Die Entscheidung des Verfassungsgerichts stieß auch international auf Kritik. Deprose Muchena, leitender Direktor von Amnesty International, verurteilte das Urteil scharf.
“Die Entscheidung des Verfassungsgerichts, die Move Forward Party aufzulösen, ist eine unhaltbare Entscheidung, die die völlige Missachtung der internationalen Menschenrechtsverpflichtungen Thailands durch die Behörden offenbart. Die Auflösung der Partei nur weil sie sich für Gesetzesreformen einsetzt, stellt einen schwerwiegenden Verstoß gegen die Meinungs- und Vereinigungsfreiheit dar, und zwar gegenüber Abgeordneten, die lediglich ihrer Pflicht nachgekommen sind, Gesetze vorzuschlagen.
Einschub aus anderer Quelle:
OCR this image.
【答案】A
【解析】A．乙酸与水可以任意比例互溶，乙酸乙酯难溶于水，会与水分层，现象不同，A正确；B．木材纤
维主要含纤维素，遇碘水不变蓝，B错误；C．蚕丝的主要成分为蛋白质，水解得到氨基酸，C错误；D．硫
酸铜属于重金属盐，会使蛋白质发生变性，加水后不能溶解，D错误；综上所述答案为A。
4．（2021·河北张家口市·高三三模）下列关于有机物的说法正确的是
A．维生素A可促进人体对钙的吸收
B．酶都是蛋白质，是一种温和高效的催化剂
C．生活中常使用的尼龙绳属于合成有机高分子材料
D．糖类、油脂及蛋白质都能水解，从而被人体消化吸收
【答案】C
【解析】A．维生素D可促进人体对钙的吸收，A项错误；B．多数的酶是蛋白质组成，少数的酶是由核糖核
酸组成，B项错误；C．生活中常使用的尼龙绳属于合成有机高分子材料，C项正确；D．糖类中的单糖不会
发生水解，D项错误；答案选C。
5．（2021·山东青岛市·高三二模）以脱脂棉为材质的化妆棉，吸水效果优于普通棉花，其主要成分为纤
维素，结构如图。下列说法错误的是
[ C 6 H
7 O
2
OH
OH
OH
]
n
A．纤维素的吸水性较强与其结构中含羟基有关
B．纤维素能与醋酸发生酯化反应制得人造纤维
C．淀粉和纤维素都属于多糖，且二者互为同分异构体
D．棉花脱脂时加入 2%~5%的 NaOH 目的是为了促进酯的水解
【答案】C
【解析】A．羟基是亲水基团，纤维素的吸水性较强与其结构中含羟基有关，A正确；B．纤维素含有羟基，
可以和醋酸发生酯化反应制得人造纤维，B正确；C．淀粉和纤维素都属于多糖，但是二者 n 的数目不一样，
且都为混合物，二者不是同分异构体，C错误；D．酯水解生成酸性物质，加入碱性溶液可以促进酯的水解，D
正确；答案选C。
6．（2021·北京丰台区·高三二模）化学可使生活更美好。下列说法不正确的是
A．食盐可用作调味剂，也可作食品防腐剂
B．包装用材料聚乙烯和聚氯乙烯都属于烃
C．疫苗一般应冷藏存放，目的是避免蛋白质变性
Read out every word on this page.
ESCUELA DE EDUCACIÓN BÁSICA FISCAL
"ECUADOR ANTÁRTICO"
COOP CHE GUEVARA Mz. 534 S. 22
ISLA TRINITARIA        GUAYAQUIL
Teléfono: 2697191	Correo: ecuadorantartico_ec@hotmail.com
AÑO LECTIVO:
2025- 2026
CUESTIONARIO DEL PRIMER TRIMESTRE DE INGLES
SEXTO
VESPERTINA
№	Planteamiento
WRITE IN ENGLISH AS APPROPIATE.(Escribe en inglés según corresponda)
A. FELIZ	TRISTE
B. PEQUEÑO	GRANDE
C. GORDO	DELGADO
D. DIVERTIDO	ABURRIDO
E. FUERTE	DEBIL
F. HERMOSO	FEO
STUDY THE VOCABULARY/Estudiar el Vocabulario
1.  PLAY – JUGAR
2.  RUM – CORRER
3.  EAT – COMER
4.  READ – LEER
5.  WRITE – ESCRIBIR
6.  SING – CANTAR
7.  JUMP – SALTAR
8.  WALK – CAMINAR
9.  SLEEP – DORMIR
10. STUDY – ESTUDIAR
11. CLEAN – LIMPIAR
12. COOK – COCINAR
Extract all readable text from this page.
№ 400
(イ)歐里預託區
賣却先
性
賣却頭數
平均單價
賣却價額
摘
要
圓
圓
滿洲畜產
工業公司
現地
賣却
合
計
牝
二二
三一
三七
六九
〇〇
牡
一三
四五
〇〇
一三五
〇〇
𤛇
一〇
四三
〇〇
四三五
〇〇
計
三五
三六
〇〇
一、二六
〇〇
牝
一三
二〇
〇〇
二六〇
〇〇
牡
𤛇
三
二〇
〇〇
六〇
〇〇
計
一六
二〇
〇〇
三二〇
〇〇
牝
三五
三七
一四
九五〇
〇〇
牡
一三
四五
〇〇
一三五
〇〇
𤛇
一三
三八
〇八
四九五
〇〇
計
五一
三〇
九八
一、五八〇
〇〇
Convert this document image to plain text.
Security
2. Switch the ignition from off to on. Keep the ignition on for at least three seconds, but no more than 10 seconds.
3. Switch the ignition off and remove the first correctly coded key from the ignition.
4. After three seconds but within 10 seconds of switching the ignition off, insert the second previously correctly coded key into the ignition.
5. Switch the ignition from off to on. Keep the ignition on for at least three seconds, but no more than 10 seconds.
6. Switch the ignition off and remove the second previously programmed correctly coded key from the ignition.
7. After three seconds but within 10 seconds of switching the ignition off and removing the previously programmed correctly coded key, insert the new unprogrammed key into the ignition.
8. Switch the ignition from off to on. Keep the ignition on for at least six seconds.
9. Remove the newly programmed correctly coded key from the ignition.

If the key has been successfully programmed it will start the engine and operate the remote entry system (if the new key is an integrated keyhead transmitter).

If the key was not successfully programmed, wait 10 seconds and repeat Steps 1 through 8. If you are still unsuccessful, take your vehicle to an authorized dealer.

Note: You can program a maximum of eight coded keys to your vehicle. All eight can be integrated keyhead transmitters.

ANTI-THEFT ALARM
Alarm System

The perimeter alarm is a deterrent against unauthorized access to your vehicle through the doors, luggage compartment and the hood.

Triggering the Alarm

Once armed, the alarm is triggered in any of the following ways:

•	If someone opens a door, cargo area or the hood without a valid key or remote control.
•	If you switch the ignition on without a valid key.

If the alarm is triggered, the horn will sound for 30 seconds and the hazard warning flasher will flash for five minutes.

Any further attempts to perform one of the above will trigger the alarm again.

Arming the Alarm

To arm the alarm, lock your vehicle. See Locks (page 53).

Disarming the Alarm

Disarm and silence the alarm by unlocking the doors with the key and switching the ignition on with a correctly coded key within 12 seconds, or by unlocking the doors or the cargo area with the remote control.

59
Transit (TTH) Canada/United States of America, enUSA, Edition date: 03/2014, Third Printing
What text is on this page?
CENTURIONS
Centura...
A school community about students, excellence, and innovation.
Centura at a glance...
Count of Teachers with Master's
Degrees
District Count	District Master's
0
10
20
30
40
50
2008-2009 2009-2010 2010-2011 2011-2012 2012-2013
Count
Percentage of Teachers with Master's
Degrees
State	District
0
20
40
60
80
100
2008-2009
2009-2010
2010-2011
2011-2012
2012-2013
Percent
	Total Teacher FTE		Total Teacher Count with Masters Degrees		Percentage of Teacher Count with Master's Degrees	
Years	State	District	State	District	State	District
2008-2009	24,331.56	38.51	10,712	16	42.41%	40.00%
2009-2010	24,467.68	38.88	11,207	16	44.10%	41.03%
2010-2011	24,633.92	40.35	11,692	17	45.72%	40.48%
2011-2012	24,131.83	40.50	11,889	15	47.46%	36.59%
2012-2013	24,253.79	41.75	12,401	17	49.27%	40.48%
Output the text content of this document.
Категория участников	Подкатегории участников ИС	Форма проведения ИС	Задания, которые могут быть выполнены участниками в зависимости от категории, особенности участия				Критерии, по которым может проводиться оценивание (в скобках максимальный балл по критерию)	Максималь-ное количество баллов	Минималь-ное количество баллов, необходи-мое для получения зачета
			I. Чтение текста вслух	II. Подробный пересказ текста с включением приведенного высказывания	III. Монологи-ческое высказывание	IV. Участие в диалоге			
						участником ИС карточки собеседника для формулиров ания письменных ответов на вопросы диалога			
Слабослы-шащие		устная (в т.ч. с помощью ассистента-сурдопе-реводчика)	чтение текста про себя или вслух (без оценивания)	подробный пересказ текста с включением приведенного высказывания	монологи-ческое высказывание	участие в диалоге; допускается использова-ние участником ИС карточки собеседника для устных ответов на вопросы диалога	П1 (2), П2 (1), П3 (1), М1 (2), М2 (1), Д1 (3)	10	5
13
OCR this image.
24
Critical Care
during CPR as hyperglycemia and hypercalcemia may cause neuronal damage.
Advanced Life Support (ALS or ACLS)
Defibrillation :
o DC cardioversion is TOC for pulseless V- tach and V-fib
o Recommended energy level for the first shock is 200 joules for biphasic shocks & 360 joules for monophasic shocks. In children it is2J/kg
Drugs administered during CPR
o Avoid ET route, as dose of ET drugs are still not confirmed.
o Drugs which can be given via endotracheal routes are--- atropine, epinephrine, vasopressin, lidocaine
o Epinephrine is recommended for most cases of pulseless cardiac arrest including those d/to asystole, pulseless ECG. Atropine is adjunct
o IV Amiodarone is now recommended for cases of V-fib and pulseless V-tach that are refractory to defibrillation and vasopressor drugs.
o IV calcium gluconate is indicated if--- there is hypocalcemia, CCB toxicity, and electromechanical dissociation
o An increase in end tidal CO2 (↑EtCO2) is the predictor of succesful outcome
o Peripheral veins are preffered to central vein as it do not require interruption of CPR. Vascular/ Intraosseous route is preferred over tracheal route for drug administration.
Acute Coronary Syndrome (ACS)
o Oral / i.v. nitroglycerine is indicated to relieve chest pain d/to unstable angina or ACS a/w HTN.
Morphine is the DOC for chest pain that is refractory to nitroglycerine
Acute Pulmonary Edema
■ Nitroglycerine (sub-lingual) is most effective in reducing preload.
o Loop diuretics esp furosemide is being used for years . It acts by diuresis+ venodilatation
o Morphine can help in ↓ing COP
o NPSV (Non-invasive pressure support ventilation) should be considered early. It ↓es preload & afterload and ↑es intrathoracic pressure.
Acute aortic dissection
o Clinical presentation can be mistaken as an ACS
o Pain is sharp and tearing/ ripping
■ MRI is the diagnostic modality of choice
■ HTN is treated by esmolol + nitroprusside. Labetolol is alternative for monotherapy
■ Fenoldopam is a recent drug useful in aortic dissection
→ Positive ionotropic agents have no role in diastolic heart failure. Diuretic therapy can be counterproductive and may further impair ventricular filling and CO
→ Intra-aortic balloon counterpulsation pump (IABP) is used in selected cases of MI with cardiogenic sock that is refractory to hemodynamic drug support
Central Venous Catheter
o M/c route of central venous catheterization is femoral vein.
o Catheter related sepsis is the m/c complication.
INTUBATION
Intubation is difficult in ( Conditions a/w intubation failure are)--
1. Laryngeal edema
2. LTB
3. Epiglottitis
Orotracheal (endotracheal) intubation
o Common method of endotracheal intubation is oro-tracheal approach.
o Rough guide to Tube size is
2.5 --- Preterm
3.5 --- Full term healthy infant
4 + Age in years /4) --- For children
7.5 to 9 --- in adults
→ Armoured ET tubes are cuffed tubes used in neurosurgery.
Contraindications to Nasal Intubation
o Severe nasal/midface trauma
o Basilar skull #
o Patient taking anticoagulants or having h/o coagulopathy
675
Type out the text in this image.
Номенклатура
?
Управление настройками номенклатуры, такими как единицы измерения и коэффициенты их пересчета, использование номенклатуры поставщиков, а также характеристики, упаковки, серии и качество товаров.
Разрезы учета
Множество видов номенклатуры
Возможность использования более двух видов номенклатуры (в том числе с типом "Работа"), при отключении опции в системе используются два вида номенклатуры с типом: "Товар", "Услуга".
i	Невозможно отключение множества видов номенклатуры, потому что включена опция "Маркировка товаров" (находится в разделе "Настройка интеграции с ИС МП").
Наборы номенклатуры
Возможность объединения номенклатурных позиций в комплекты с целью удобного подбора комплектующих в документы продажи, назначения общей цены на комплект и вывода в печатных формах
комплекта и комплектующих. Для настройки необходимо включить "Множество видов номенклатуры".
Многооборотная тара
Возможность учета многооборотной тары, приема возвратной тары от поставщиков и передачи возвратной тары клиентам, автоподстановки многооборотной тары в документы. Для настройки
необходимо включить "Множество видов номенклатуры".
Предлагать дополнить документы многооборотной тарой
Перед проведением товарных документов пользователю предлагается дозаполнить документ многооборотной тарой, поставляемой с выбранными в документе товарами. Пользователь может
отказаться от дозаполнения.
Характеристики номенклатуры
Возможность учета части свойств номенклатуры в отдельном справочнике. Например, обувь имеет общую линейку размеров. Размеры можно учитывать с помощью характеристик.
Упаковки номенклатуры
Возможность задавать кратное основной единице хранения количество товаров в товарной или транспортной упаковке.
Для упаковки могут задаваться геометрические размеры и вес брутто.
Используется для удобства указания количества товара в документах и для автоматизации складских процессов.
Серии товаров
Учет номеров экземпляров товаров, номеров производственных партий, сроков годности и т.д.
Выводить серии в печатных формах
Die unerbittliche Schikanierung der politischen Opposition durch die Behörden stellt einen krassen Widerspruch dar, da Thailand sich mit seiner Bewerbung um einen Sitz im UN-Menschenrechtsrat öffentlich zu einer globalen Führungsrolle in Sachen Menschenrechte bekannt hat. Die thailändischen Behörden müssen die Auflösung des Rats dringend rückgängig machen und aufhören, Gesetze als Waffe einzusetzen, um Kritiker, Menschenrechtsaktivisten und Oppositionspolitiker einzuschüchtern und zu schikanieren.”
Diese Ereignisse markieren einen entscheidenden Moment in der Geschichte Thailands und werden zweifellos weitreichende Auswirkungen auf die politische Landschaft des Landes haben. Die nächsten Wochen werden zeigen, wie die betroffenen Parteien und politischen Akteure auf diese dramatische Entscheidung reagieren und welche neuen politischen Konstellationen sich daraus ergeben.